# Centripetal Force in a Clothesdryer

1. Oct 2, 2007

The question is:
"In an automatic clothes dryer, a hollow cylinder moves the clothes on a vertical circle (radius r=0.32m). The appliance is designed so that the clothes tumble as they dry. This means that when a piece of clothing reaches an angle of $$\theta$$ above the horizontal, it loses contact with the wall of the cylinder and falls onto the clothes below. How many revolutions per second should the cylinder make in order that the clothes lose contact with the wall when $$\theta$$=70.0 degrees?

I set it up like so:

Where the center of the drawing is an article of clothing on the edge of the dryer. F is the centripetal force toward the center of the dryer, N is the normal force against the walls of the dryer. Since I'm looking for the number of revolutions per sec, I need to solve for velocity. I figure that the clothing will fall when the vertical component of the normal force is just equal to the force of gravity (mg). The vertical component of centripetal force should be equal to gravity, like I put in my diagram.

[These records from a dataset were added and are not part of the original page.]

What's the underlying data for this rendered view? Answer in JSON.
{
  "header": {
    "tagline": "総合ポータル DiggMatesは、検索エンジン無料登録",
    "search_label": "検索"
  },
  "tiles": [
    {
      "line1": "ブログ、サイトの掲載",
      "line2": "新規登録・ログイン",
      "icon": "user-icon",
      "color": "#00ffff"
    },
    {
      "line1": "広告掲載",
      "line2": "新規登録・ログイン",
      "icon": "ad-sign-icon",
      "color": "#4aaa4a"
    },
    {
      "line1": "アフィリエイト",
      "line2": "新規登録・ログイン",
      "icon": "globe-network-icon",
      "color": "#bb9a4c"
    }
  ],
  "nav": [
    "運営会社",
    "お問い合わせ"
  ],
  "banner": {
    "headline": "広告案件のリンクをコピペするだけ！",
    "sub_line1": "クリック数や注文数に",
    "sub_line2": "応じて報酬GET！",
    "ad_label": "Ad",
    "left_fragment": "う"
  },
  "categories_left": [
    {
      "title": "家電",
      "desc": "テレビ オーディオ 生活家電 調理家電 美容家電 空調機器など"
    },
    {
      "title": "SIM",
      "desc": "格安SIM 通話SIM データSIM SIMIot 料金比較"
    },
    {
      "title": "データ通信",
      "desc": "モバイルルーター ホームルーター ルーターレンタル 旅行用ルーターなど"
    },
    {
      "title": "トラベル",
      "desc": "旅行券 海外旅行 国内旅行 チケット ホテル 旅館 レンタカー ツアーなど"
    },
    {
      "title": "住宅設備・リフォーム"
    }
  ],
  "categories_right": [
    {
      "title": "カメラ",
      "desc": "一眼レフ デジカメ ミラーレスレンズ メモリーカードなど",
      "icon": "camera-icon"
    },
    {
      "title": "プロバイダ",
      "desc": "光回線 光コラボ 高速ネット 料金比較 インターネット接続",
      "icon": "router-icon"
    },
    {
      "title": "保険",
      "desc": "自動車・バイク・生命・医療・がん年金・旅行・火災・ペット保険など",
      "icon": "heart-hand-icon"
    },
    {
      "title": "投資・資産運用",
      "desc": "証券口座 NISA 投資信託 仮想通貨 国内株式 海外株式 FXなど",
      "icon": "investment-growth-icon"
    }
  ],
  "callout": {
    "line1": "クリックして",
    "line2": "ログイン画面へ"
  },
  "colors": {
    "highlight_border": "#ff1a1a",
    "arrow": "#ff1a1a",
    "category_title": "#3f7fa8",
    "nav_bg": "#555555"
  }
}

So I used mg=Fsin$$\theta$$, which I rewrote as $$mg=\frac{mv^{2}}{R}sin\theta$$. Using the given 70.0 deg for theta and 0.32m for R, and 9.8 for g, I got that v=1.83 m/s. Then I just got the circumference using 2(pi)R, which was 2.01m. Divided velocity by circumf. to get number of revolutions/sec. Final answer was 0.91 rev/sec.

Could somebody tell me if I approached this correctly at all or if I did something wrong?

Last edited: Oct 2, 2007
2. Oct 2, 2007

### dynamicsolo

I think you are mixing centripetal and centrifugal force considerations in your solution. In the reference frame of someone watching the clothes spin, N is the normal force of the drum wall on the clothing, so it should point toward the center of the drum. It is the sum of the components of the normal and weight forces along that radius of the drum that provide the centripetal force. So what would the equation for the centripetal force be?

The clothes will just break contact with the drum wall when N goes to zero. That will reduce your equation to something like what you got, but there is a critical error in what you ended up with (the units won't help you find it, because the problem is with the dimensionless trig factor). [Note: the effect on the answer turns out not to be big, because the factor that needs to be adjusted is in the neighborhood of 1, anyway...]